Dara Horn on Cynthia Ozick: What’s Worth Knowing, and What Isn’t
If you had to name the most brilliant literary thinker in America, Cynthia Ozick wouldn’t be a bad pick. But in her new collection of essays, The Din in the Head (Houghton Mifflin, $24), that brilliance is distilled into one salient skill which has become an American taboo: distinguishing between what is worth knowing and what is not.

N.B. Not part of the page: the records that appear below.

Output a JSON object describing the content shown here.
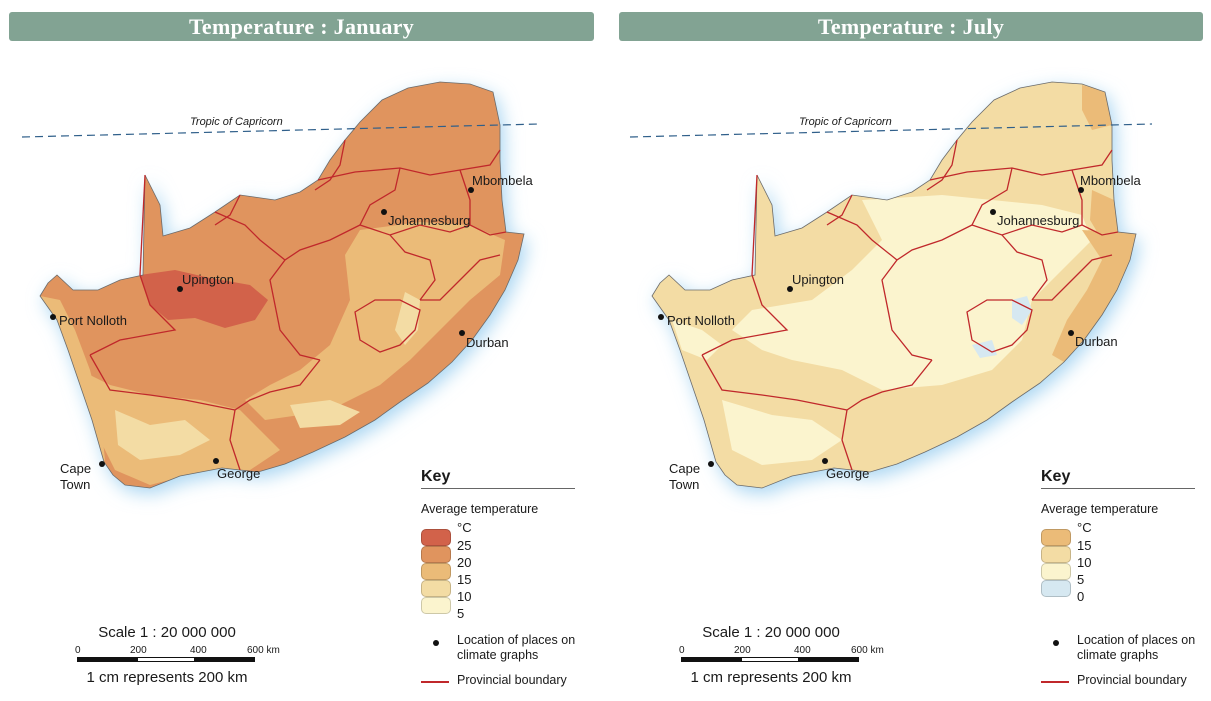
{
  "panels": [
    {
      "title": "Temperature : January",
      "tropic_label": "Tropic of Capricorn",
      "places": {
        "mbombela": "Mbombela",
        "johannesburg": "Johannesburg",
        "upington": "Upington",
        "port_nolloth": "Port Nolloth",
        "durban": "Durban",
        "cape_town_1": "Cape",
        "cape_town_2": "Town",
        "george": "George"
      },
      "key": {
        "title": "Key",
        "subtitle": "Average temperature",
        "unit": "°C",
        "ticks": [
          "25",
          "20",
          "15",
          "10",
          "5"
        ],
        "colors": [
          "#d2624a",
          "#e0945e",
          "#ebbb78",
          "#f3dca4",
          "#fbf4ce"
        ],
        "location_label": "Location of places on climate graphs",
        "boundary_label": "Provincial boundary"
      },
      "scale": {
        "ratio": "Scale 1 : 20 000 000",
        "ticks": [
          "0",
          "200",
          "400",
          "600 km"
        ],
        "caption": "1 cm represents 200 km"
      }
    },
    {
      "title": "Temperature : July",
      "tropic_label": "Tropic of Capricorn",
      "places": {
        "mbombela": "Mbombela",
        "johannesburg": "Johannesburg",
        "upington": "Upington",
        "port_nolloth": "Port Nolloth",
        "durban": "Durban",
        "cape_town_1": "Cape",
        "cape_town_2": "Town",
        "george": "George"
      },
      "key": {
        "title": "Key",
        "subtitle": "Average temperature",
        "unit": "°C",
        "ticks": [
          "15",
          "10",
          "5",
          "0"
        ],
        "colors": [
          "#ebbb78",
          "#f3dca4",
          "#fbf4ce",
          "#d6e8f1"
        ],
        "location_label": "Location of places on climate graphs",
        "boundary_label": "Provincial boundary"
      },
      "scale": {
        "ratio": "Scale 1 : 20 000 000",
        "ticks": [
          "0",
          "200",
          "400",
          "600 km"
        ],
        "caption": "1 cm represents 200 km"
      }
    }
  ],
  "colors": {
    "title_bar": "#82a393",
    "boundary": "#c0282b",
    "coast_glow": "#a9d6f2",
    "tropic_line": "#2f5f8a"
  }
}
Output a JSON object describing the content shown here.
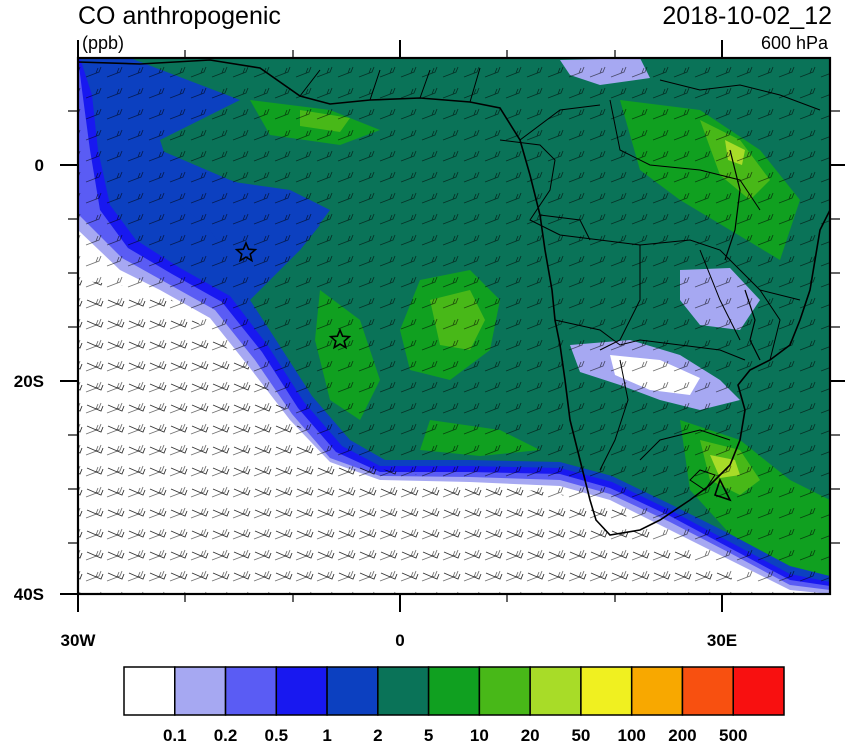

In an astonishing essay about Susan Sontag, Ozick blames Sontag’s elevation of taste above all other critical criteria as a major cause of the destruction of the American literary tradition. Reflecting on Sontag’s dismissal of distinctions between high and low culture, Ozick insists that “it is still possible to separate high from low, the enduring from the ephemeral; even to aver that intellect itself (and the ethical life as well) requires the making of distinctions.” This argument for acute judgment applies not only to art, but also to moral choices. In the collection’s most strident essay, “Highbrow Blues,” she reminds us that “a department of English is not the same as a Marxist tutorial. A rap CD is not the same as academic scholarship. A suicide bomber who blows up a pizzeria crowded with baby carriages is not a nation-builder.”
But what makes this collection rise above mere complaint is Ozick’s application of her own distinction-making talents to the blurred line between biography and art. Most of the essays here are monographs on figures as disparate as Henry James and Gershom Scholem. Nearly all begin with portraits of crucial moments in these individual lives, written so that the reader is utterly seduced. (Scholem’s father, for instance, responded to his son’s Zionism by writing him a letter disowning him—and having the letter hand-delivered to the family breakfast table.) Yet the fascination of these essays lies in how they dissect artist from work, revealing our latent lust for fame that makes us believe that the person, rather than the person’s achievement, is the radiance at hand.
One essay describes Sylvia Plath’s private journals, which actually describes the poet picking her nose, and smashes the mythology that attributes Plath’s power to her life rather than her talent. As Ozick puts it, “To look for the poems in the life…is not merely a tedium; it is a fool’s errand.” The collection’s most stunning essay is about Helen Keller: Ozick considers the vivid visual imagery in Keller’s writings an artist’s achievement, one that reveals the power of the imagination. Perhaps the most haunting essay here is an elegy for Lionel Trilling, the mid-century intellectual giant, whose notebooks reveal his disappointment that he did not become a famous novelist.
One senses Ozick’s own struggles with critical acclaim that has not always translated into celebrity. In the title essay, Ozick speaks of the din in her own head, punctuated by “shame and ambition and anger and vanity and wishing.” The implication, perhaps, is that if American culture had not deteriorated, Ozick’s own fame would far outstrip Danielle Steele’s. But even here, Ozick’s idea is universal: her book reveals that as possessed as one may be by the passion to create, the desire for fame truly eats the artist alive.
For the Jewish reader, The Din in the Head provides more fodder for debate. An essay here, “Tradition and (or versus) the Jewish Writer,” contends that traditional Jewish literature is by nature didactic, making it antithetical to the novel, whose obligations are only to story and language—and thereby making the idea of a “Jewish novelist” an oxymoron. A fair argument, and expressive of every writer’s dread of labels that might limit her imaginative freedom. In her essay on Lionel Trilling, Ozick quotes Trilling’s claim that “no writer in English…has added a micromillimeter to his stature by ‘realizing his Jewishness’,” Noting Trifling’s humiliating 1950s battle for tenure at Columbia, Ozick concludes that Trilling “could not have imagined that he would come to be remembered largely, if not chiefly, as Columbia’s first Jew.” One wonders if Ozick might already imagine herself being remembered, chiefly, for being precisely what she hoped not to be.
But to look for the writer in the work would be a fool’s errand. Instead, we have the book itself, and what emerges is nothing less than an understanding of how to recognize artistic worth. And no definition of the deserving could be as powerful as Ozick’s: “ne must reserve one’s respect for writers who do not remain ignorant of history.. .who do not choose to run after trivia, who recognize that ideas are emotions, and that emotions are ideas; and that this is what we mean when we speak of the insights of art.”
Dara Horn is the award-winning author of the novels In the Image and The World to Come.